Amazon.com's Best of 2001
Senior editor for
Parabola magazine Philip Zaleski has a finely tuned sense of strong writing and strong spirit, as evidenced in the fifth installment of his highly esteemed
Best Spiritual Writing series. The introduction by Andre Dubus III (
House of Sand and Fog) sets the stage for the writers to follow. He tells of stumbling upon a "spiritual bookstore" while vacationing and how he immediately recoiled from the incense, crystals, goddess posters, and bookshelves labeled "Transcendence" and "Healing." On the same street he discovered a bookstore with a cigarette-smoking clerk and familiar genres: fiction, poetry. While one store shouted spiritual slogans and quick fixes, the other invited his soul to travel the gritty mysteries of characters, dialog, landscape, and story. "And it occurred to me that the form of spirituality I trust most comes directly from the sensual mass of life itself." Indeed, the host of heavenly voices in this anthology seems to rise from the complicated "sensual mass" called life. Bestselling author Brett Lott speaks of Oprah selecting
Jewel for her book club and how it set in motion a series of humiliating lessons. In "Stillbirth," Leah Konselik Lebec reckons with the death of her 28-week-old son in utero. Some essays rise from a seeker's wonderment, such as Valerie Martin's essay "Being St. Francis." There are the occasional dry spots, but they remind readers that spirituality is not an entertainment industry.
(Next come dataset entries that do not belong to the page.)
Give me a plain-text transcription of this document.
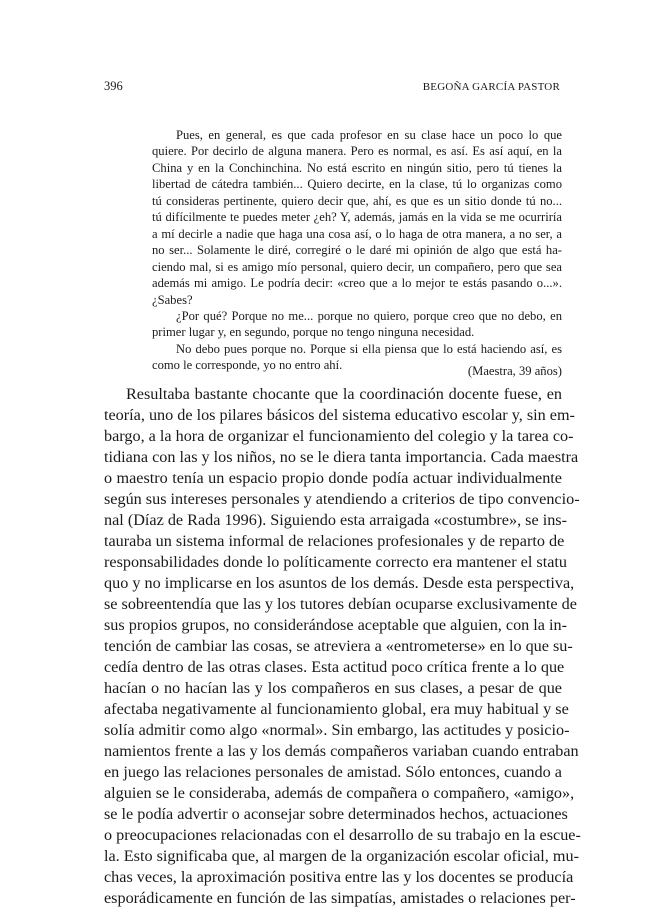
396	BEGOÑA GARCÍA PASTOR
Pues, en general, es que cada profesor en su clase hace un poco lo que
quiere. Por decirlo de alguna manera. Pero es normal, es así. Es así aquí, en la
China y en la Conchinchina. No está escrito en ningún sitio, pero tú tienes la
libertad de cátedra también... Quiero decirte, en la clase, tú lo organizas como
tú consideras pertinente, quiero decir que, ahí, es que es un sitio donde tú no...
tú difícilmente te puedes meter ¿eh? Y, además, jamás en la vida se me ocurriría
a mí decirle a nadie que haga una cosa así, o lo haga de otra manera, a no ser, a
no ser... Solamente le diré, corregiré o le daré mi opinión de algo que está ha-
ciendo mal, si es amigo mío personal, quiero decir, un compañero, pero que sea
además mi amigo. Le podría decir: «creo que a lo mejor te estás pasando o...».
¿Sabes?
¿Por qué? Porque no me... porque no quiero, porque creo que no debo, en
primer lugar y, en segundo, porque no tengo ninguna necesidad.
No debo pues porque no. Porque si ella piensa que lo está haciendo así, es
como le corresponde, yo no entro ahí.	(Maestra, 39 años)
Resultaba bastante chocante que la coordinación docente fuese, en
teoría, uno de los pilares básicos del sistema educativo escolar y, sin em-
bargo, a la hora de organizar el funcionamiento del colegio y la tarea co-
tidiana con las y los niños, no se le diera tanta importancia. Cada maestra
o maestro tenía un espacio propio donde podía actuar individualmente
según sus intereses personales y atendiendo a criterios de tipo convencio-
nal (Díaz de Rada 1996). Siguiendo esta arraigada «costumbre», se ins-
tauraba un sistema informal de relaciones profesionales y de reparto de
responsabilidades donde lo políticamente correcto era mantener el statu
quo y no implicarse en los asuntos de los demás. Desde esta perspectiva,
se sobreentendía que las y los tutores debían ocuparse exclusivamente de
sus propios grupos, no considerándose aceptable que alguien, con la in-
tención de cambiar las cosas, se atreviera a «entrometerse» en lo que su-
cedía dentro de las otras clases. Esta actitud poco crítica frente a lo que
hacían o no hacían las y los compañeros en sus clases, a pesar de que
afectaba negativamente al funcionamiento global, era muy habitual y se
solía admitir como algo «normal». Sin embargo, las actitudes y posicio-
namientos frente a las y los demás compañeros variaban cuando entraban
en juego las relaciones personales de amistad. Sólo entonces, cuando a
alguien se le consideraba, además de compañera o compañero, «amigo»,
se le podía advertir o aconsejar sobre determinados hechos, actuaciones
o preocupaciones relacionadas con el desarrollo de su trabajo en la escue-
la. Esto significaba que, al margen de la organización escolar oficial, mu-
chas veces, la aproximación positiva entre las y los docentes se producía
esporádicamente en función de las simpatías, amistades o relaciones per-
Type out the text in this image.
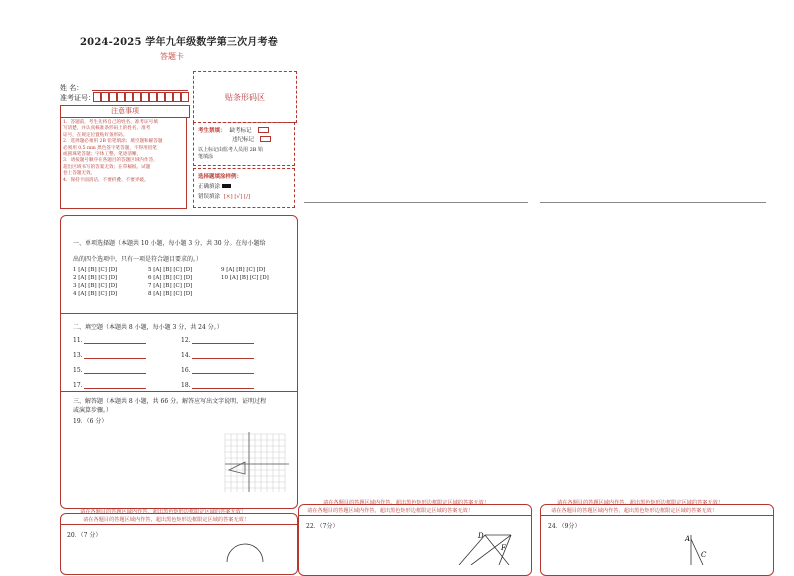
2024-2025 学年九年级数学第三次月考卷
答题卡
姓 名：
准考证号：
注意事项
1．答题前，考生先将自己的姓名、准考证号填
写清楚，并认真核准条形码上的姓名、准考
证号，在规定位置贴好条形码。
2．选择题必须用 2B 铅笔填涂；填空题和解答题
必须用 0.5 mm 黑色签字笔答题，不得用铅笔
或圆珠笔答题；字体工整、笔迹清晰。
3．请按题号顺序在各题目的答题区域内作答，
超出区域书写的答案无效；在草稿纸、试题
卷上答题无效。
4．保持卡面清洁，不要折叠、不要弄破。
贴条形码区
考生禁填： 缺考标记
违纪标记
以上标记由监考人员用 2B 铅
笔填涂
选择题填涂样例：
正确填涂
错误填涂 [×] [√] [/]
一、单项选择题（本题共 10 小题，每小题 3 分，共 30 分。在每小题给
出的四个选项中，只有一项是符合题目要求的。）
1 [A] [B] [C] [D]
2 [A] [B] [C] [D]
3 [A] [B] [C] [D]
4 [A] [B] [C] [D]
5 [A] [B] [C] [D]
6 [A] [B] [C] [D]
7 [A] [B] [C] [D]
8 [A] [B] [C] [D]
9 [A] [B] [C] [D]
10 [A] [B] [C] [D]
二、填空题（本题共 8 小题，每小题 3 分，共 24 分。）
11.	12.
13.	14.
15.	16.
17.	18.
三、解答题（本题共 8 小题，共 66 分。解答应写出文字说明、证明过程
或演算步骤。）
19．（6 分）
请在各题目的答题区域内作答，超出黑色矩形边框限定区域的答案无效！
请在各题目的答题区域内作答，超出黑色矩形边框限定区域的答案无效！	请在各题目的答题区域内作答，超出黑色矩形边框限定区域的答案无效！
请在各题目的答题区域内作答，超出黑色矩形边框限定区域的答案无效！
20．（7 分）
请在各题目的答题区域内作答，超出黑色矩形边框限定区域的答案无效！
22．（7分）
D
F
请在各题目的答题区域内作答，超出黑色矩形边框限定区域的答案无效！
24．（9分）
A
C
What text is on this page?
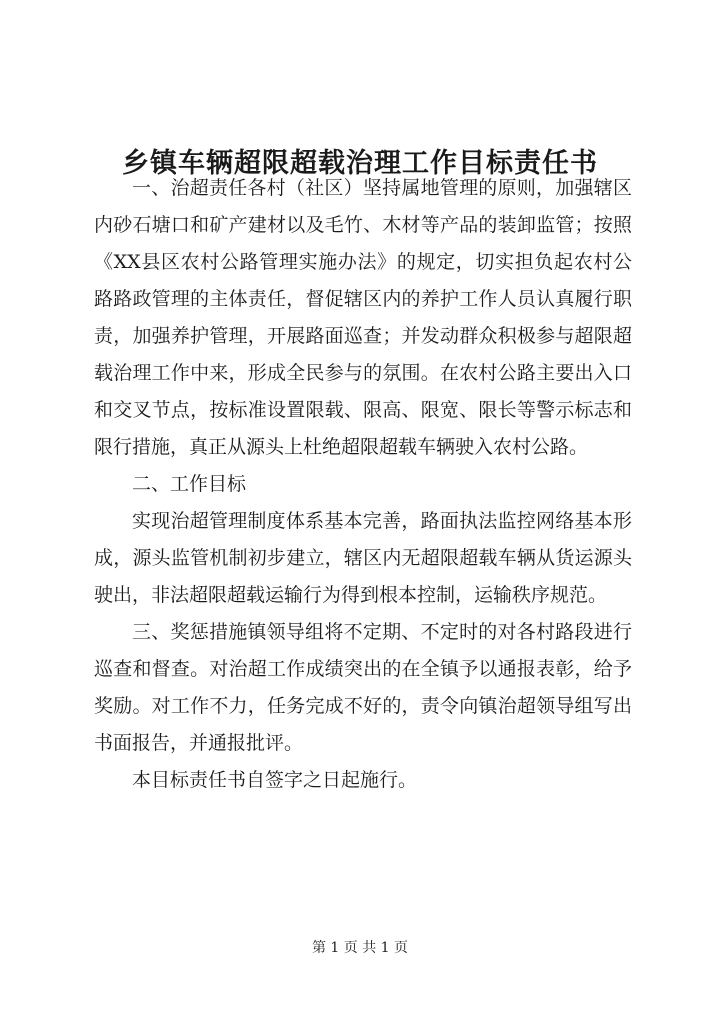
乡镇车辆超限超载治理工作目标责任书

一、治超责任各村（社区）坚持属地管理的原则，加强辖区内砂石塘口和矿产建材以及毛竹、木材等产品的装卸监管；按照《XX县区农村公路管理实施办法》的规定，切实担负起农村公路路政管理的主体责任，督促辖区内的养护工作人员认真履行职责，加强养护管理，开展路面巡查；并发动群众积极参与超限超载治理工作中来，形成全民参与的氛围。在农村公路主要出入口和交叉节点，按标准设置限载、限高、限宽、限长等警示标志和限行措施，真正从源头上杜绝超限超载车辆驶入农村公路。

二、工作目标

实现治超管理制度体系基本完善，路面执法监控网络基本形成，源头监管机制初步建立，辖区内无超限超载车辆从货运源头驶出，非法超限超载运输行为得到根本控制，运输秩序规范。

三、奖惩措施镇领导组将不定期、不定时的对各村路段进行巡查和督查。对治超工作成绩突出的在全镇予以通报表彰，给予奖励。对工作不力，任务完成不好的，责令向镇治超领导组写出书面报告，并通报批评。

本目标责任书自签字之日起施行。

第 1 页 共 1 页
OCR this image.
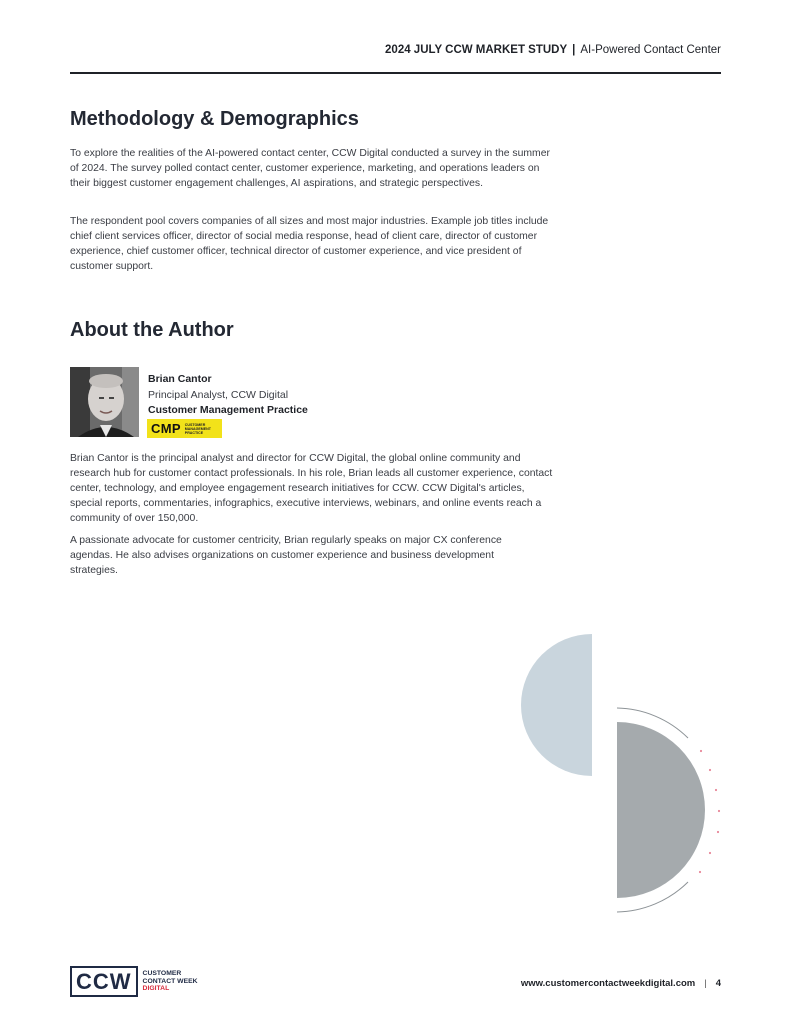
2024 JULY CCW MARKET STUDY | AI-Powered Contact Center
Methodology & Demographics

To explore the realities of the AI-powered contact center, CCW Digital conducted a survey in the summer of 2024. The survey polled contact center, customer experience, marketing, and operations leaders on their biggest customer engagement challenges, AI aspirations, and strategic perspectives.

The respondent pool covers companies of all sizes and most major industries. Example job titles include chief client services officer, director of social media response, head of client care, director of customer experience, chief customer officer, technical director of customer experience, and vice president of customer support.

About the Author
Brian Cantor
Principal Analyst, CCW Digital
Customer Management Practice
CMP CUSTOMER MANAGEMENT PRACTICE

Brian Cantor is the principal analyst and director for CCW Digital, the global online community and research hub for customer contact professionals. In his role, Brian leads all customer experience, contact center, technology, and employee engagement research initiatives for CCW. CCW Digital's articles, special reports, commentaries, infographics, executive interviews, webinars, and online events reach a community of over 150,000.

A passionate advocate for customer centricity, Brian regularly speaks on major CX conference agendas. He also advises organizations on customer experience and business development strategies.

CCW	CUSTOMER
CONTACT WEEK
DIGITAL	www.customercontactweekdigital.com | 4
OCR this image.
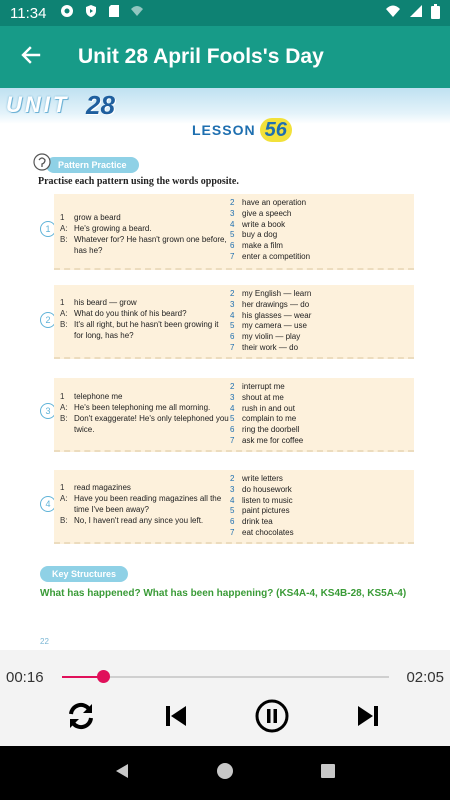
11:34
Unit 28 April Fools's Day
UNIT 28
LESSON 56
Pattern Practice
Practise each pattern using the words opposite.
1
1	grow a beard
A: He's growing a beard.
B: Whatever for? He hasn't grown one before, has he?
2 have an operation
3 give a speech
4 write a book
5 buy a dog
6 make a film
7 enter a competition
2
1	his beard — grow
A: What do you think of his beard?
B: It's all right, but he hasn't been growing it for long, has he?
2 my English — learn
3 her drawings — do
4 his glasses — wear
5 my camera — use
6 my violin — play
7 their work — do
3
1	telephone me
A: He's been telephoning me all morning.
B: Don't exaggerate! He's only telephoned you twice.
2 interrupt me
3 shout at me
4 rush in and out
5 complain to me
6 ring the doorbell
7 ask me for coffee
4
1	read magazines
A: Have you been reading magazines all the time I've been away?
B: No, I haven't read any since you left.
2 write letters
3 do housework
4 listen to music
5 paint pictures
6 drink tea
7 eat chocolates
Key Structures
What has happened? What has been happening? (KS4A-4, KS4B-28, KS5A-4)
22
00:16	02:05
Rather, it is a reverent process born out of the willingness to listen and pay close attention. Other contributors include Terry Tempest Williams, Thomas Moore, and Pattiann Rogers.
--Gail Hudson
From Publishers Weekly
If, as Zaleski writes in the preface to his latest anthology, the best spiritual writing flourishes in an atmosphere of silence, then the very finest of what was produced in 2000 may still lie in obscurity. Given that, Zaleski once again has skillfully skimmed the cream from the top of last year's published spiritual prose and poetry. In this, his fourth gathering of writers, he has assembled works from the known and the lesser known. Names such as Thomas Moore (Care of the Soul) and George Weigel (Witness to Hope) are among the draws, but the writing itself is the major attraction. It is difficult to page casually through this repository of gems without finding something appealing to read. There is "The Yoga Exercise," a two-stanza verse by Floyd Skloot, whose words are as elegant and lithe as the prayer posture he describes. Likewise, Patricia Hampl's "The Sacrament of Reconciliation" artfully plaits the writer's childhood memories of Catholic confession into her rediscovery of the now-reformed ritual. Also worth noting among the 30 selections is Ben Birnbaum's "How to Pray," a masterful essay on prayer that taps the author's 1950s boyhood recollections, blending them with stories from sources as disparate as the Talmud and a Jewish children's magazine. Although not every faith tradition is represented, Zaleski is generally to be lauded for the diversity of his choices, which this year include works with Christian, Jewish, Native American and Buddhist themes. (Sept.)